Perl Template Toolkit book

Ovid on 2004-10-02T07:05:13

The surgery on my ear went well, so I've spent much of the day with a new book. It's been about a year since I've had a chance to do any serious work with the Template Toolkit, so I was quite happy when I bought Perl Template Toolkit. The book is wonderful and the examples are great. What really makes it refreshing is that this book is clearly written by experienced programmers who understand the need of laying things out properly, not duplicating code and maintaining a proper separation of concerns.

One thing I was curious about, though, was chapter 11. Try as I might, I can't quite get the hyperlinks right in the nested menus. Typing straight from their examples, I still have single menu items getting forced into their own directories.
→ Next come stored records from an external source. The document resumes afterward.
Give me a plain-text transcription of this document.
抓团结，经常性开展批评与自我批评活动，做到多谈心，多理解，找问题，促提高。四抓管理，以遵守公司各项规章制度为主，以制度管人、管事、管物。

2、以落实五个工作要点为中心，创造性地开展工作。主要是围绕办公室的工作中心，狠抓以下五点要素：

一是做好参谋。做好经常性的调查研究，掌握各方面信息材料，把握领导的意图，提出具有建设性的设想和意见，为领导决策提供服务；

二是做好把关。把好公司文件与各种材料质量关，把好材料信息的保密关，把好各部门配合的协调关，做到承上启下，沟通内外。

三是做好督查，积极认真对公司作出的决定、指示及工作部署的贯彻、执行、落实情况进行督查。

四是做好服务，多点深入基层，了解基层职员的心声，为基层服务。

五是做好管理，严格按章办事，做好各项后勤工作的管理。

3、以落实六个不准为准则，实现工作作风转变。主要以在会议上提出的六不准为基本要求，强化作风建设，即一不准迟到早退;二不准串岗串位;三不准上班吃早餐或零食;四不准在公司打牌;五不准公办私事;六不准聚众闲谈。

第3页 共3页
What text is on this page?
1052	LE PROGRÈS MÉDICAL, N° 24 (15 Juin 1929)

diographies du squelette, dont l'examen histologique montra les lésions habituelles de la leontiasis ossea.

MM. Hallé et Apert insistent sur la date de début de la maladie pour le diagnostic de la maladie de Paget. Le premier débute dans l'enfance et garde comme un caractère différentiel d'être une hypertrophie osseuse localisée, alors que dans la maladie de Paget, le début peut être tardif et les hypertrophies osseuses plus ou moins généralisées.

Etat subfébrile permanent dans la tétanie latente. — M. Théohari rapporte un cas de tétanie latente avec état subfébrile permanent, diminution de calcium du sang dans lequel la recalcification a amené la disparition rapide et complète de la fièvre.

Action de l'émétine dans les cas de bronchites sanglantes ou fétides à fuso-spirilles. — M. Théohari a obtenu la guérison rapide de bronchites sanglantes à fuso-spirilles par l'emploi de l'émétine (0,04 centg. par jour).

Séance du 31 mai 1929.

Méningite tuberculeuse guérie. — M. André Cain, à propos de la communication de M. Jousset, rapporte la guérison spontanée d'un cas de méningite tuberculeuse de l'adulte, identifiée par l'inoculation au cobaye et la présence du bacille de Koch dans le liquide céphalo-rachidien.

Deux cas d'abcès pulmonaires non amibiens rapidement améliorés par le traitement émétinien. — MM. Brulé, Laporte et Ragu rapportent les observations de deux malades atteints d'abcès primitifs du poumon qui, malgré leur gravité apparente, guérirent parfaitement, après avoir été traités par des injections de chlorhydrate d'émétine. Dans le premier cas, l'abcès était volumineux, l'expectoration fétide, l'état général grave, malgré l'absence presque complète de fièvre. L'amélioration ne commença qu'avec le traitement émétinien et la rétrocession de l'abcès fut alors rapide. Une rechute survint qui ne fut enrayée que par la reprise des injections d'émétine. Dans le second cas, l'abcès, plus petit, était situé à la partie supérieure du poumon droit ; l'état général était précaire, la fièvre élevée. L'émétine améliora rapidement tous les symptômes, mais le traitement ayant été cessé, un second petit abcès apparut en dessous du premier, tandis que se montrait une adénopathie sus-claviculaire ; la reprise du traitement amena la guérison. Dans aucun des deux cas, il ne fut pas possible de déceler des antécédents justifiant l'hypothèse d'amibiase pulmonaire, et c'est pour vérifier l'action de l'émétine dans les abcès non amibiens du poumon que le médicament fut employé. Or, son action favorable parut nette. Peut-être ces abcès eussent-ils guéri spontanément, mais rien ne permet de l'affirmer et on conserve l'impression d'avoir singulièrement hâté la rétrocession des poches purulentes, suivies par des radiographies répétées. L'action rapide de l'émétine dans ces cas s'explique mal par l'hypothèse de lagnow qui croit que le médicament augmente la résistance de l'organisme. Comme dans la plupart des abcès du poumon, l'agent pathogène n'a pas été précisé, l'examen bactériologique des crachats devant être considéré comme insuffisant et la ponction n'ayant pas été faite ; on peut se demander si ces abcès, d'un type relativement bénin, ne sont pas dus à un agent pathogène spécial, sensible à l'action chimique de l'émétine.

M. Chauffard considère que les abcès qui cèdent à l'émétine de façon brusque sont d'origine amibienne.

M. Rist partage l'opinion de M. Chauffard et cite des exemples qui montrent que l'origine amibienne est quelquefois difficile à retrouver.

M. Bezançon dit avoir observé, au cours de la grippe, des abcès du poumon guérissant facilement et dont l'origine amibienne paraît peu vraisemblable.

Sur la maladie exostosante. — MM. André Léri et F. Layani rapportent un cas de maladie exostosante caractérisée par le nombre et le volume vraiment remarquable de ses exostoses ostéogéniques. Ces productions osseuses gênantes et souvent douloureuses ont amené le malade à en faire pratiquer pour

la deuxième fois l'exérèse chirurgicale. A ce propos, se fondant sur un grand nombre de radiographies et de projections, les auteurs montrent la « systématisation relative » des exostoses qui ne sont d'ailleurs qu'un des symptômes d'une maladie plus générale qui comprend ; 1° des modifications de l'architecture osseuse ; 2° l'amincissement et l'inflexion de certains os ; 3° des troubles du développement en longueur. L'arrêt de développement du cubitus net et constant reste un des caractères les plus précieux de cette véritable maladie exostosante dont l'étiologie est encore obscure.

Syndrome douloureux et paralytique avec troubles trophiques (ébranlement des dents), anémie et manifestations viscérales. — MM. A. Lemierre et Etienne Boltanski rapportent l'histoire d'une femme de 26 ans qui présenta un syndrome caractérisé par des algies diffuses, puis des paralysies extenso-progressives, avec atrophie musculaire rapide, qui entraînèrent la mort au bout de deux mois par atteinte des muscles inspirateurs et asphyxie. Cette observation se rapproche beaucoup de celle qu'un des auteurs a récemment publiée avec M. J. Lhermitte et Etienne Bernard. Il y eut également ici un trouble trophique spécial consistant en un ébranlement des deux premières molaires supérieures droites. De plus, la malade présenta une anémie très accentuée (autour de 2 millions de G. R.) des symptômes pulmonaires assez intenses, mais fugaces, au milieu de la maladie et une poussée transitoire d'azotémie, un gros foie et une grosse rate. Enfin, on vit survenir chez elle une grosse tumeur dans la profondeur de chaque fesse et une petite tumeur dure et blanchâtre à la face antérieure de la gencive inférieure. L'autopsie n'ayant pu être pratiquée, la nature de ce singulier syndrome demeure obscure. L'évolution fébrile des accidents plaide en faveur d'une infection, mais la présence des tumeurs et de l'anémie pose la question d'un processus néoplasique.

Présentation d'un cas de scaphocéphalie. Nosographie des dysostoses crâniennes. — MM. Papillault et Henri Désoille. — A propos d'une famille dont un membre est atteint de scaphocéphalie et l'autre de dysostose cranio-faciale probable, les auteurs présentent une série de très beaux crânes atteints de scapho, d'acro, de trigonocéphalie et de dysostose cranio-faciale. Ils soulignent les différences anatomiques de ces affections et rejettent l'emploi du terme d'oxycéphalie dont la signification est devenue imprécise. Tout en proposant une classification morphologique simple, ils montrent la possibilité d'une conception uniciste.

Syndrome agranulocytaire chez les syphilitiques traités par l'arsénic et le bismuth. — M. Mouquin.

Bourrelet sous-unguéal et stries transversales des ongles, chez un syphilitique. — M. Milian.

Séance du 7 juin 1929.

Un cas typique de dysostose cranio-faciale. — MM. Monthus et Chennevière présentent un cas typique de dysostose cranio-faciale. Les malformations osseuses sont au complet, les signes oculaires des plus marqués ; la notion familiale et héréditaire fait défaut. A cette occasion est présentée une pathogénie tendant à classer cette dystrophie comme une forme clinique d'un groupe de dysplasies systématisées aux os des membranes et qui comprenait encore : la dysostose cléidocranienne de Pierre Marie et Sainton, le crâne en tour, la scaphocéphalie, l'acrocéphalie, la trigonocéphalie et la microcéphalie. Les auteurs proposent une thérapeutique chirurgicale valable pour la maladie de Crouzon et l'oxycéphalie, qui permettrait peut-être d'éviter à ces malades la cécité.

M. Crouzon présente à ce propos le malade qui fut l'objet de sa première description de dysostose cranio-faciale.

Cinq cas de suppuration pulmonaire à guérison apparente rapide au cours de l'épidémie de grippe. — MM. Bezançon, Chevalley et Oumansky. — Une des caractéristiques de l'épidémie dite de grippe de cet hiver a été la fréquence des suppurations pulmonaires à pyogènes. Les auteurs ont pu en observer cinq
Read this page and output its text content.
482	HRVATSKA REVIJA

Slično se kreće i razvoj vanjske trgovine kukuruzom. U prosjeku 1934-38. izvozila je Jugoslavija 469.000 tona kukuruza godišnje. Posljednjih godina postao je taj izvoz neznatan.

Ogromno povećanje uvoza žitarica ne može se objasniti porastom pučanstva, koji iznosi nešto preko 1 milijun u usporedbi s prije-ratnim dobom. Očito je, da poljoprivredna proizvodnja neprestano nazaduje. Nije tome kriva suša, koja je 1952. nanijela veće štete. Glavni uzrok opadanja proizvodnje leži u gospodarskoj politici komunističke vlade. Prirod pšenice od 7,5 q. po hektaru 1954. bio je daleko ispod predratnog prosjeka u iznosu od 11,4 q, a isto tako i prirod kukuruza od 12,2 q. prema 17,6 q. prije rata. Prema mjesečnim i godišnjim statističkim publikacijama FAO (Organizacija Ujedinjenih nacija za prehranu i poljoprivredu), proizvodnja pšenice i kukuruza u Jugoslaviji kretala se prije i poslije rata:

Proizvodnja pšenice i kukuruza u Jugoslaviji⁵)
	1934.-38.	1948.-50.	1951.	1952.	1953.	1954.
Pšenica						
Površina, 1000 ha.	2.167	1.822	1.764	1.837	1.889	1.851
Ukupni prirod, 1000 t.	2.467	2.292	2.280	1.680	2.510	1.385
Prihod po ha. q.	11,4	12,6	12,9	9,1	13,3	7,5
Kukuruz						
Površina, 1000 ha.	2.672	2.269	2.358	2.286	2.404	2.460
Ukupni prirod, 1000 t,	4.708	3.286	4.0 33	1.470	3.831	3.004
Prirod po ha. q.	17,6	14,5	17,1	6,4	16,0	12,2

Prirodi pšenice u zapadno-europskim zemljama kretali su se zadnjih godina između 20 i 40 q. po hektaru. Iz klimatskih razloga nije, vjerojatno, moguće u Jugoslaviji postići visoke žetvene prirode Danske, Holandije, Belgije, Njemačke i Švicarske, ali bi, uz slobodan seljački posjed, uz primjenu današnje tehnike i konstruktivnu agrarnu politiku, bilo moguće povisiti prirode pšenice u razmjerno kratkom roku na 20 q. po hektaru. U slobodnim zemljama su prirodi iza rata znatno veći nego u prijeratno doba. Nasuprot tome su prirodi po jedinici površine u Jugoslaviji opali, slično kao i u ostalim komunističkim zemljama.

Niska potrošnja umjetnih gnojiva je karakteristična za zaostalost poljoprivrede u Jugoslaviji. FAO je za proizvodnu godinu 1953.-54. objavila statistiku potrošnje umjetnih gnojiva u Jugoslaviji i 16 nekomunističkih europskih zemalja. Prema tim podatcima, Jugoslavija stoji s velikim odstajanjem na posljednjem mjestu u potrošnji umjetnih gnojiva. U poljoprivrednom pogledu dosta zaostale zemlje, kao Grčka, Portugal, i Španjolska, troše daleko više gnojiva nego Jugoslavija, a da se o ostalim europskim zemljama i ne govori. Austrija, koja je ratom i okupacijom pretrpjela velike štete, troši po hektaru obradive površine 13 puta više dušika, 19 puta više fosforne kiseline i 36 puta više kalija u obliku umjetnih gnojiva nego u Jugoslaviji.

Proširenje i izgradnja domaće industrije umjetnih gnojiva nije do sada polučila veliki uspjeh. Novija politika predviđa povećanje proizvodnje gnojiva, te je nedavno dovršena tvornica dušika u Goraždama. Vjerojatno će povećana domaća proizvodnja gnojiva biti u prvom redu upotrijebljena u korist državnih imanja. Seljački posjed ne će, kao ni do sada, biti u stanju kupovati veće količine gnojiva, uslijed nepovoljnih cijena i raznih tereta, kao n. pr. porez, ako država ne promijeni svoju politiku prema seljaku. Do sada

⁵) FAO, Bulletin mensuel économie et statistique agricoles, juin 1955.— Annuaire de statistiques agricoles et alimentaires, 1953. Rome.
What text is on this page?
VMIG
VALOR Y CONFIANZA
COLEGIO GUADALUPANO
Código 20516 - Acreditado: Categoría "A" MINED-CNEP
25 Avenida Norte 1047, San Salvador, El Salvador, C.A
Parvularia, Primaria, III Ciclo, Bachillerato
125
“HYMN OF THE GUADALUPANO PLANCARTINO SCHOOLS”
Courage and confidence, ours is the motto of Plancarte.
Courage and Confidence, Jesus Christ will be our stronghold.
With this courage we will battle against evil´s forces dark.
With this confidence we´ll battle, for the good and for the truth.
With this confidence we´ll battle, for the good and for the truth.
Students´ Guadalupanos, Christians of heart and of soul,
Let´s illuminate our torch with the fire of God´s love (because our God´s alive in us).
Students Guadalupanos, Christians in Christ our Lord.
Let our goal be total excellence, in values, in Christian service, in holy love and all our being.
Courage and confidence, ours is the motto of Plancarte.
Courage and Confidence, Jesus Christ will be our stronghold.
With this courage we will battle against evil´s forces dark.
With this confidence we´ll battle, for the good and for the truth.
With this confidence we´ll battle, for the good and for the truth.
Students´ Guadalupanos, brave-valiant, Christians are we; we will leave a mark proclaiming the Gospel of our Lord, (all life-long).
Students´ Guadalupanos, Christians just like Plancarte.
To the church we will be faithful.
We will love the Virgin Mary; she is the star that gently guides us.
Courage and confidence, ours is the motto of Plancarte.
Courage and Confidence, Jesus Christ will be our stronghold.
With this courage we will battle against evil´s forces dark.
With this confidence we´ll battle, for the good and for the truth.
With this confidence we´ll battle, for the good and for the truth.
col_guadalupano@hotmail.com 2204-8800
  • Home - index/index.html
  • About - about/index.html
  • News - news/index.html
  • Documentation - docs/index.html
    • - Introduction docs/index/index.html
    • - FAQ docs/faq/index.html
    • - Manual docs/manual/index.html

I assume the intent wasn't to force me to create all of those subdirectories with one file each, but for the life of me, I can't find my typo. (Maybe it's the morphine or the codeine they gave me. I'm still a bit groggy and shouldn't be coding.) I checked the errata, but no dice. Has anyone else worked through those and are you seeing the same thing?


Recovery time can be useful

ajt on 2004-10-03T15:39:23

When I went into hospital last year, to have my cancer removed, I was able to read "Designing With Web Standards" by Zeldman. A very interesting book, and though he was preaching to the converted in me, I found it a very useful book from the business perspective.

I personally don't like TT2, I think it's a fundamentally flawed design, but for a broken design, it's quite a powerful implementation, and with the help of the book I've been able to get quite a bit out of it. I personally like the idea of XSLT for templating, but while I think that's good in principle, I don't think much of the implementation...

Re:Recovery time can be useful

Ovid on 2004-10-03T16:05:29

I didn't know you had cancer. Is everything OK now?

What don't you like you about TT2? Some people don't like templating systems as a matter of preference but it sounds like your reasoning goes beyond that (hence the XSLT reference?)

Re:Recovery time can be useful

ajt on 2004-10-03T20:33:26

Everything seems to be okay, but I have to live in hope it stays that way. Next Friday is my next CT scan, everything is okay at the moment, and I'm hoping that confirms it. Once that's done I'll have been a year clear, and the odds of a full, and medication free recovery increase significantly thereafter.

I know they do their best, but there is all sorts of code mixed up with the mark-up. It's better than ASP/JSP, but I still believe it's a flawed design. For example the templates aren't valid mark-up so you can't test them during development, and you can't be sure that the output will be valid too. I like the idea of XSLT (I worked at Inso where some of it was invented), I just don't like how it's been implemented.

I'll have to think through my ideas so that I can try and express them better, as I doubt I'm making sense this late at night...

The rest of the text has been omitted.